Inoltre, il riferimento al 2% fornisce una fotografia parziale delle capacità di difesa di un Paese.Questo parametro, infatti, non tiene conto di prontezza operativa, capacità di dispiegamento e sostenibilità delle Forze Armate. Inoltre, non fornisce indicazioni rispetto alla ripartizione delle spese all’interno dei bilanci nazionali, non valutando qualità ed efficienza degli investimenti.
Infine, il legame diretto con il Pil – che varia considerevolmente tra gli Stati membri – rende questo target poco sostenibile nel lungo periodoper alcuni Paesi. Ad esempio, la Germania dovrebbe sostenere una spesa di oltre 70 miliardi per raggiungere il 2% del proprio Pil.
Il quadro europeo
In Europa solamente Estonia, Grecia, Polonia e Regno Unito rispettano questo target; gli altri Stati se ne discostano, nonostante negli ultimi anni si registri una tendenza verso un aumento generale delle spese per la difesa.
Analizzando i piani di spesa relativi all’anno corrente, in Europa solamente Finlandia, Grecia e Romania hanno previsto, nelle rispettive leggi finanziarie, delle diminuzioni di spesa. Tutti gli altri hanno invece proposto aumenti che, in alcuni casi, raggiungono le due cifre percentuali.
Più nello specifico, Paesi come Francia e Germania sono ancora lontani dal raggiungimento della soglia. Parigi spenderà circa 40.3 miliardi nel 2017, circa l’1,8% del Pil nazionale. La percentuale include però anche la spesa per le pensioni – attorno ai 7,82 miliardi – che incide positivamente sulla proporzione con il Pil.
Berlino, per contro, che pure ha stanziato per il 2017 un aumento corrispondete a circa l’8% rispetto al budget della difesa del 2016, è ancora all’1,2% del Pil nazionale, prevedendo di raggiungere la soglia del 2% entro il 2024. Le prossime elezioni potrebbero però influenzare le tempistiche previste.
Il contesto italiano
In un quadro europeo generalmente positivo, anche l’Italia sembra seguire questo trend. Secondo il rapporto Nato pubblicato a marzo 2017, la spesa militare è aumentata tra il 2015 e il 2016, passando da 17,642 a 19,980 miliardi. Quest’incremento, che equivale ad un aumento del 10%, fa crescere la percentuale di spesa per la difesa in rapporto al Pil, dall’1,01% all’1,11%. Questi dati vanno tuttavia ridimensionati e valutati alla luce di due precisazioni.

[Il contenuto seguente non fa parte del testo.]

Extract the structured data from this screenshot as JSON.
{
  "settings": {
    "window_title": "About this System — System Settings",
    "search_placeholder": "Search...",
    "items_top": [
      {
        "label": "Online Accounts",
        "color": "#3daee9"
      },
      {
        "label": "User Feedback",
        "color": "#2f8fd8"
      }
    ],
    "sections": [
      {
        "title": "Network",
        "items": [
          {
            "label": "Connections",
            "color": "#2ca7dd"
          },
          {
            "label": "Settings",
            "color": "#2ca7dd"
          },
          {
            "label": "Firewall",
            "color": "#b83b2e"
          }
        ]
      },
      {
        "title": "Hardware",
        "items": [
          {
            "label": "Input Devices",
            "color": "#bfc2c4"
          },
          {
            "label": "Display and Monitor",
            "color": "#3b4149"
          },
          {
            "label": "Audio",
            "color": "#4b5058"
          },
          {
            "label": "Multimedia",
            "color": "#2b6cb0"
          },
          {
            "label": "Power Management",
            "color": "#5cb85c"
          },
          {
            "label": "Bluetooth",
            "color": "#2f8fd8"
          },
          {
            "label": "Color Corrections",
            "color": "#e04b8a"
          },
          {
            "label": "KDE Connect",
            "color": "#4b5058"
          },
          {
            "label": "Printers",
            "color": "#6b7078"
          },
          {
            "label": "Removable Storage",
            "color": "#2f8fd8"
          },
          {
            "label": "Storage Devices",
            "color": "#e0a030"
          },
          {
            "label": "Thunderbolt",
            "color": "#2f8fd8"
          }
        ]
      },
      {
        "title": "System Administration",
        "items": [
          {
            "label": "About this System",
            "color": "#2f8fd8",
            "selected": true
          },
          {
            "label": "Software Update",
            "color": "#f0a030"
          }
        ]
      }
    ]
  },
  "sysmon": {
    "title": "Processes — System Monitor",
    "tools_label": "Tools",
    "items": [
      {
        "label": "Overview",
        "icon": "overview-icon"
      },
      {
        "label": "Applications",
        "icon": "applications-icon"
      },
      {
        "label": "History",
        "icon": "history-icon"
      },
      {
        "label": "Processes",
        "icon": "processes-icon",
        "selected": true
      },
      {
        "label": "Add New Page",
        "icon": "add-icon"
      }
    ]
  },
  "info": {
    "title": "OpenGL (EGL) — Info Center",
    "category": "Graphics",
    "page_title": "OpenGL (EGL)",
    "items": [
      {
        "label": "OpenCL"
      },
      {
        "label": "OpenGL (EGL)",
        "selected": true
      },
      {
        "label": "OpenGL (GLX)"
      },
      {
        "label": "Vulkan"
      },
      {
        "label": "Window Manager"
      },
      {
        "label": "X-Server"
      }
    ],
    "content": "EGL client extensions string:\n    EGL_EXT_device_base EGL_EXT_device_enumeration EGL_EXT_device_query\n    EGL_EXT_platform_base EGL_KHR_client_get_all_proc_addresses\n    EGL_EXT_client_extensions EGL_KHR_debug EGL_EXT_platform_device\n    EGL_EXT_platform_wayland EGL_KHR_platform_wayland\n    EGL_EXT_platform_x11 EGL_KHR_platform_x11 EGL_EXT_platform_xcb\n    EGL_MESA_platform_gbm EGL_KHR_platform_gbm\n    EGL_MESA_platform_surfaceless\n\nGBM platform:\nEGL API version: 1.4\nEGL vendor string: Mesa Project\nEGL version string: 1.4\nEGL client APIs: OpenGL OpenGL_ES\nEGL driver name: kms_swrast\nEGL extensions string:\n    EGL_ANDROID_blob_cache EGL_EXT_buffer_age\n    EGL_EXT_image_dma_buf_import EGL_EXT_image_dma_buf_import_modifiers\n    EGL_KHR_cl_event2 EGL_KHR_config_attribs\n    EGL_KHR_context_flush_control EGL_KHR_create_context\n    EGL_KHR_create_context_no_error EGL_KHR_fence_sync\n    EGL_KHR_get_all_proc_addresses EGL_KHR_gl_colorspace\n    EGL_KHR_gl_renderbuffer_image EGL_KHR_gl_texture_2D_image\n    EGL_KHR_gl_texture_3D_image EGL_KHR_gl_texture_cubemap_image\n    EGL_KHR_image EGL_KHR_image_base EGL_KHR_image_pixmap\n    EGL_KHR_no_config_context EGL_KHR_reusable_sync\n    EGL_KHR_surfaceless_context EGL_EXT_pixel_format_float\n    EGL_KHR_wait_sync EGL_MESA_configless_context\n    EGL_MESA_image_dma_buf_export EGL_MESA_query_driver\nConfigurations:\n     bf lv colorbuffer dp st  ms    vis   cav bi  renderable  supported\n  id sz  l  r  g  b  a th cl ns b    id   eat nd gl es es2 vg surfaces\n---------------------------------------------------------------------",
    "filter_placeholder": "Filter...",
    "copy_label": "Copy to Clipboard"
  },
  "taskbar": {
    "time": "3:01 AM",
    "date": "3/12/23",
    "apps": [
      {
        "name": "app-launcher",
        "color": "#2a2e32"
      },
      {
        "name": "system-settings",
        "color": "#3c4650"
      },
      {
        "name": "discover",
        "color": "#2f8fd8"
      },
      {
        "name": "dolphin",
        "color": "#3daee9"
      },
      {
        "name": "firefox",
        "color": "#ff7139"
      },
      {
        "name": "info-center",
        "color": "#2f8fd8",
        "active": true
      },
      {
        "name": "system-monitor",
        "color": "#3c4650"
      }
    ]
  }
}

In primo luogo, le cifre Nato includono anche la Funzione Sicurezza e Difesa del Territorio (Carabinieri), le Funzioni Esterne, e le pensioni provvisorie del Personale in Ausiliaria. Una valutazione più accurata dovrebbe considerare la Funzione Difesa unitamente alle spese relative agli investimenti stanziati dal MiSE, le risorse per il fondo missioni internazionali e una minima parte della Funzione Difesa e Sicurezza del Territorio relativa alle missioni Difesa e Polizia Militare dei Carabinieri.Secondo questa logica la spesa italiana per le Forze Armate nel 2016 si assesterebbe sui 17 miliardi, pari a circa l’1% del Pil nazionale.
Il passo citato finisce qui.